NO.5 マルハチ
  
Cyathea mertensiana (Kunze) Copel.

固有種:ヘゴ科・ヘゴ属)


(2004年:父島南部) 茎にある葉柄痕
(丸の中に八の字が逆さまに見える)
 父島の中央部から南部にかけての湿った林内・林縁や沢沿いにかけて木生シダが多くみられます。また母島へでは多数のマルハチがうっそうと茂る森の樹冠から突き抜ける姿は南国的で美しいです。
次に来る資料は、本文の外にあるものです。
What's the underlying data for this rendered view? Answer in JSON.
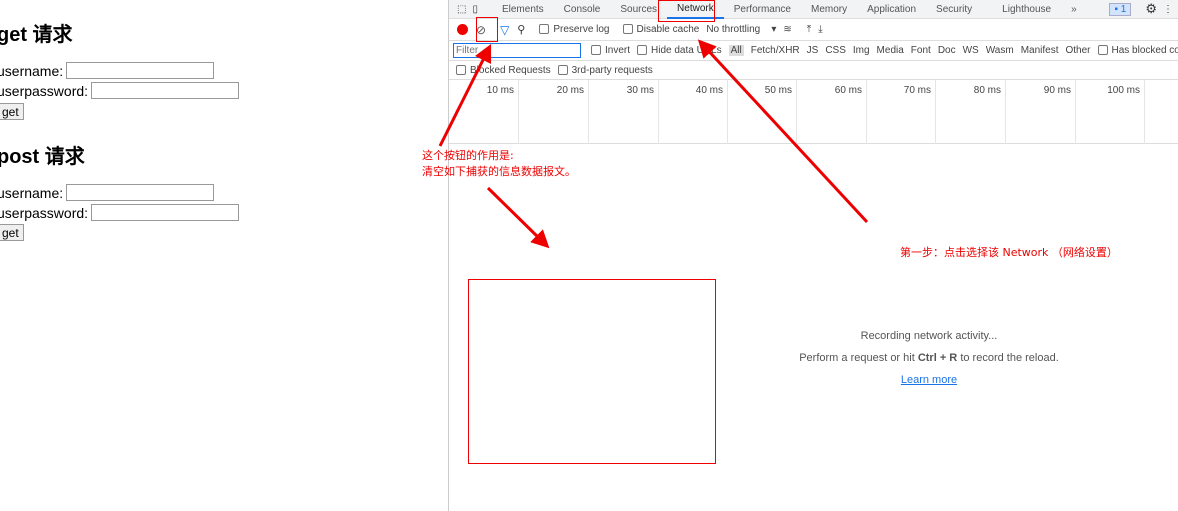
{
  "page": {
    "get_title": "get 请求",
    "post_title": "post 请求",
    "username_label": "username:",
    "password_label": "userpassword:",
    "get_button": "get",
    "post_button": "get"
  },
  "devtools": {
    "tabs": [
      "Elements",
      "Console",
      "Sources",
      "Network",
      "Performance",
      "Memory",
      "Application",
      "Security",
      "Lighthouse"
    ],
    "more_tabs": "»",
    "issues_count": "1",
    "toolbar": {
      "preserve_log": "Preserve log",
      "disable_cache": "Disable cache",
      "throttling": "No throttling"
    },
    "filter": {
      "placeholder": "Filter",
      "invert": "Invert",
      "hide_data_urls": "Hide data URLs",
      "types": [
        "All",
        "Fetch/XHR",
        "JS",
        "CSS",
        "Img",
        "Media",
        "Font",
        "Doc",
        "WS",
        "Wasm",
        "Manifest",
        "Other"
      ],
      "has_blocked_cookies": "Has blocked cookies",
      "blocked_requests": "Blocked Requests",
      "third_party": "3rd-party requests"
    },
    "timeline": [
      "10 ms",
      "20 ms",
      "30 ms",
      "40 ms",
      "50 ms",
      "60 ms",
      "70 ms",
      "80 ms",
      "90 ms",
      "100 ms"
    ],
    "empty": {
      "recording": "Recording network activity...",
      "hint_pre": "Perform a request or hit ",
      "shortcut": "Ctrl + R",
      "hint_post": " to record the reload.",
      "learn_more": "Learn more"
    }
  },
  "annotations": {
    "clear_line1": "这个按钮的作用是:",
    "clear_line2": "清空如下捕获的信息数据报文。",
    "step1": "第一步：点击选择该 Network （网络设置）"
  }
}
幹はときに10メートルを超え、森の中のタワーか巨大なオブジェのようです。

 マルハチは、名の由来にもなっている茎の表面にある葉柄の落ちたあとが特徴的です。漢字の八の字を逆さまにしてまるで悪戯書きのような面白い模様が目を引きます。茎は少し突起がありますが触れてもごわごわするだけでヘゴのような痛さはありません。
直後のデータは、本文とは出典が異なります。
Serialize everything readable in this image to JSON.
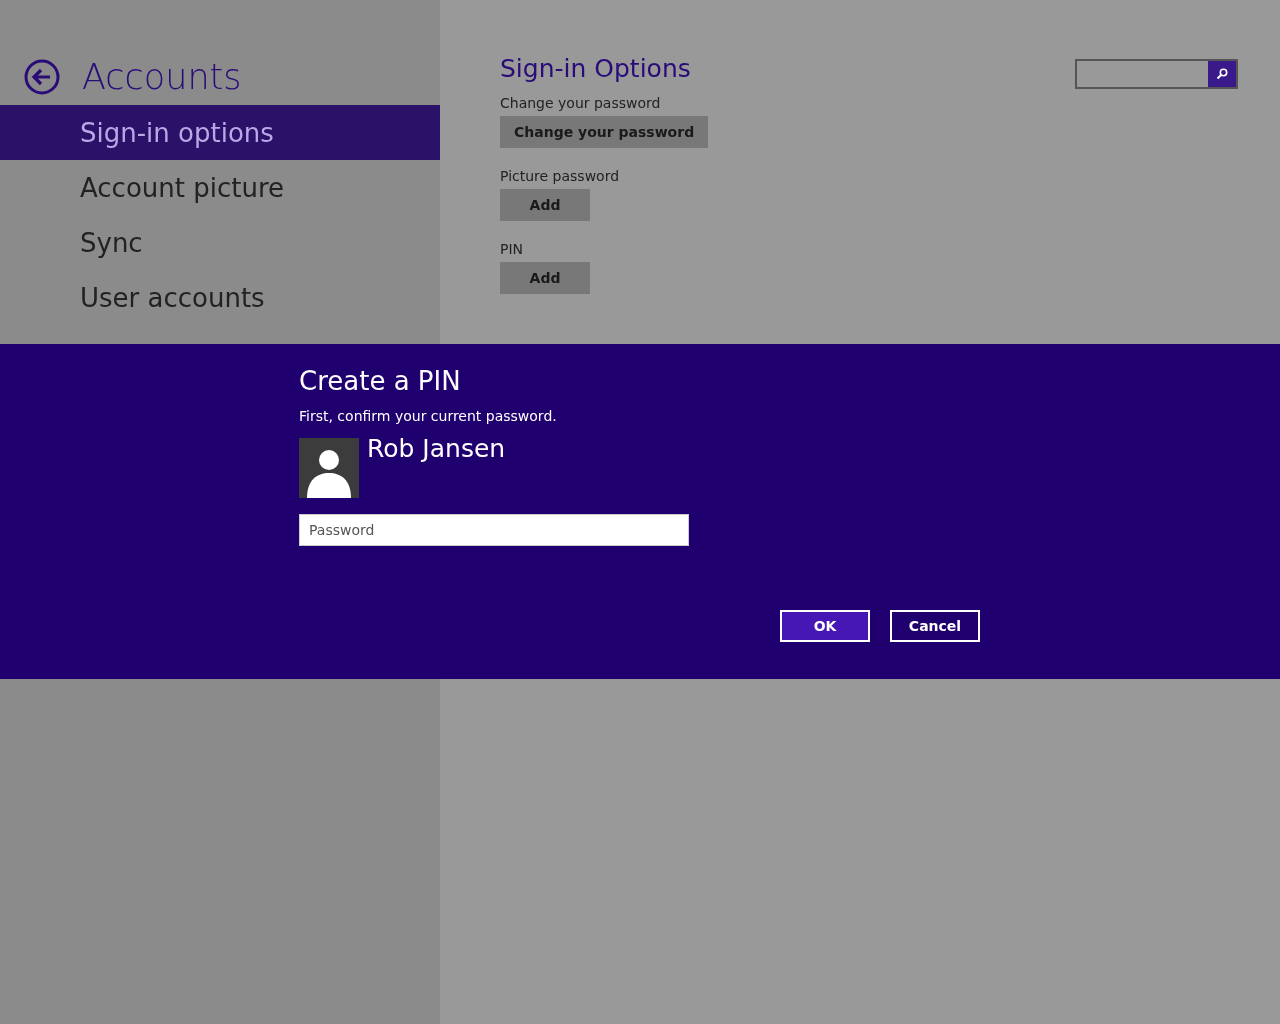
{
  "sidebar": {
    "title": "Accounts",
    "items": [
      {
        "label": "Sign-in options",
        "selected": true
      },
      {
        "label": "Account picture",
        "selected": false
      },
      {
        "label": "Sync",
        "selected": false
      },
      {
        "label": "User accounts",
        "selected": false
      }
    ]
  },
  "content": {
    "title": "Sign-in Options",
    "sections": [
      {
        "label": "Change your password",
        "button": "Change your password"
      },
      {
        "label": "Picture password",
        "button": "Add"
      },
      {
        "label": "PIN",
        "button": "Add"
      }
    ]
  },
  "dialog": {
    "title": "Create a PIN",
    "message": "First, confirm your current password.",
    "user_name": "Rob Jansen",
    "password": {
      "placeholder": "Password"
    },
    "buttons": [
      {
        "label": "OK",
        "kind": "primary"
      },
      {
        "label": "Cancel",
        "kind": "secondary"
      }
    ]
  }
}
 父島にある木生シダは、広域分布種のヘゴと小笠原固有種のマルハチと小笠原固有種で父島にしか分布しないメヘゴがあります。
3種の違いついて観察に良いポイントはいくつかありますが、父島・旭山遊歩道入り口付近や中央山付近の車道や遊歩道入り口などが見やすいでしょう。
 頂芽をみると、鱗片とよばれる長い毛のようなものがごわごわと全体を覆っています。鱗片の形は不完全な袋状。淡茶色。中軸の鱗片の落ちたあとには刺が残ります。
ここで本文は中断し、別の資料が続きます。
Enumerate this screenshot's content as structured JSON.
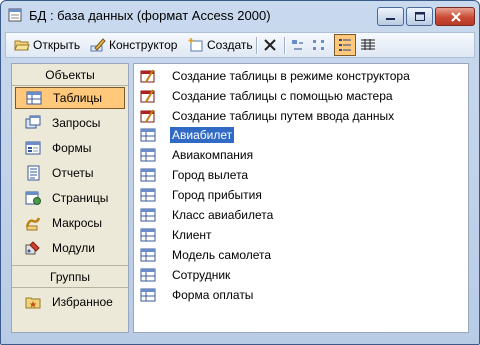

葉は鮮線色、より成長した葉はより色合いが深くなります。大きいものは2m。葉柄は葉身より短く、長さ30〜70cm。基部は少し太さが増す。葉身は、倒卵状楕円形、2回羽状に深裂し、大きいもので130cm幅70cm。辺縁は波状片。

胞子嚢群は、主脈を挟んで一列ずつ並んでいます。胞子嚢床は円くて突出し、包膜はない。
頂芽は鱗片に包まれる(2004年:母島・乳房山)



胞子嚢群(ソーラス)(2004年10月:父島・中央山)
 茎の表面にある丸に逆さの八のような葉柄の痕は台湾などに分布するヒカゲヘゴにも共通しているそうですが、両者には他の形質などをみると非常に異なったもので、マルハチの近縁種はニューギニアにあると図鑑(日本の野生植物)に書いてありました。近縁種のシダはどんな姿をしているのでしょうか。一度見てみたいものです。